Rethinking LLM Reasoning: From Explicit Trajectories to Latent Representations
Abstract
Large Language Models (LLMs) have achieved impressive performance on complex tasks by generating human-like, step-by-step rationales, referred to as \textit{reasoning trajectory}, before arriving at final answers. However, the length of these reasoning trajectories often far exceeds that of the final answers, which incurs substantial inference costs even for relatively simple tasks. Advanced methods typically attempt to compress reasoning trajectory length through post-training, but they remain decoding-intensive and fail to inherently mitigate the efficiency challenge. In this work, we challenge the necessity of generating full reasoning trajectories and empirically demonstrate that LLMs can generate accurate answers using only fragmental reasoning paths, without relying on complete token-by-token sequences. To this end, we propose a novel \textbf{Latent Reasoning Tuning (LRT)} framework, which empowers LLMs to perform reasoning using implicit, compact, learnable representations instead of explicit textual trajectories.

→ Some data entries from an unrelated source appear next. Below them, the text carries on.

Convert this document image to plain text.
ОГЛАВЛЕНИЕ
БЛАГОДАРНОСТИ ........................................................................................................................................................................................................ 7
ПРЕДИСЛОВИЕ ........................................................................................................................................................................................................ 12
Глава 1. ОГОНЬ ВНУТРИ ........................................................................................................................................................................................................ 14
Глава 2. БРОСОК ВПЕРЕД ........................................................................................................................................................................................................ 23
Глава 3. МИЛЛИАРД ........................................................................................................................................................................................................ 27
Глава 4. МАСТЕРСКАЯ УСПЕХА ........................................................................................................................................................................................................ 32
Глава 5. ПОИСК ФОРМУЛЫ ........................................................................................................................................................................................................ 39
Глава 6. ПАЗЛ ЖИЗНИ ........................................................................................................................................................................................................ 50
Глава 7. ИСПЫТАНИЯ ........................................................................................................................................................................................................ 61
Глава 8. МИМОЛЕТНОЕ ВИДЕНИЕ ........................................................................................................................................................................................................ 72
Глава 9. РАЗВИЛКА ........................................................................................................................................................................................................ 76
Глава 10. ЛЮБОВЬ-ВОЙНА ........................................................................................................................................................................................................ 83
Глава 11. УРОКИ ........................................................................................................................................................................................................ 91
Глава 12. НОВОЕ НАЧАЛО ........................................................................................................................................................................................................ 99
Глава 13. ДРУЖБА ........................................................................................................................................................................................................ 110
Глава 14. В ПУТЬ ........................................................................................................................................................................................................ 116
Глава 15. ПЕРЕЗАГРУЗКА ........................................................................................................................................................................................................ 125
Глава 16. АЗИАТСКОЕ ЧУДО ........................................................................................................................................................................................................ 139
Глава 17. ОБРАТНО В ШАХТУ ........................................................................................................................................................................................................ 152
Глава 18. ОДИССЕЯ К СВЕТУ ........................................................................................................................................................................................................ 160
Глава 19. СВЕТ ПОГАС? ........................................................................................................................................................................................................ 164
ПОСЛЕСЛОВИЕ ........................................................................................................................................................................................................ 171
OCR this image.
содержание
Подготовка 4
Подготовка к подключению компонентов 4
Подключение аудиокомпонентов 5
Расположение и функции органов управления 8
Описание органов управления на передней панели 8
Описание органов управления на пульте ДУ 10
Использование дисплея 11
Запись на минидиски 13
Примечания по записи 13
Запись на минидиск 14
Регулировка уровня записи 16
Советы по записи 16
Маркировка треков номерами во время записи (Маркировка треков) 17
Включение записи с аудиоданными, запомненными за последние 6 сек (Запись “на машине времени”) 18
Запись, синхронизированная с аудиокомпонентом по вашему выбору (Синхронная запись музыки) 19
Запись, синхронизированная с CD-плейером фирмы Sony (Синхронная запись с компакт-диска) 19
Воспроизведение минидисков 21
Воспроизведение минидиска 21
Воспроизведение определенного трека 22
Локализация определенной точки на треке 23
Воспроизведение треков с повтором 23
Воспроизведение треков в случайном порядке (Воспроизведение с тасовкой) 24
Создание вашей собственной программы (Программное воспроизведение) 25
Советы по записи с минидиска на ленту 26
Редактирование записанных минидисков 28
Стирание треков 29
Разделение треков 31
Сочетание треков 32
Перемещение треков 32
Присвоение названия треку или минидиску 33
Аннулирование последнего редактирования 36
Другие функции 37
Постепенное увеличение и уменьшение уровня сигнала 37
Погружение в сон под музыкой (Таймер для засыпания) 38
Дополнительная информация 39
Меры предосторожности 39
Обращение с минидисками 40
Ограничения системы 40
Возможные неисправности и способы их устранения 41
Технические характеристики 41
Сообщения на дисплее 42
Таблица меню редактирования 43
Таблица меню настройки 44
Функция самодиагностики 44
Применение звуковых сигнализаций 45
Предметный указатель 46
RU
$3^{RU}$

Technically, LRT replaces the costly autoregressive generation of reasoning steps with a single forward pass through a lightweight reasoning network, which generates latent vectors that encapsulate the necessary reasoning logic and condition the LLM to produce the final answer. Experiments on mathematical and out-of-domain benchmarks demonstrate that our LRT consistently outperforms relevant efficient reasoning methods. Moreover, by transforming explicit reasoning into latent reasoning, our approach surpasses the state-of-the-art Qwen3 hybrid reasoning framework.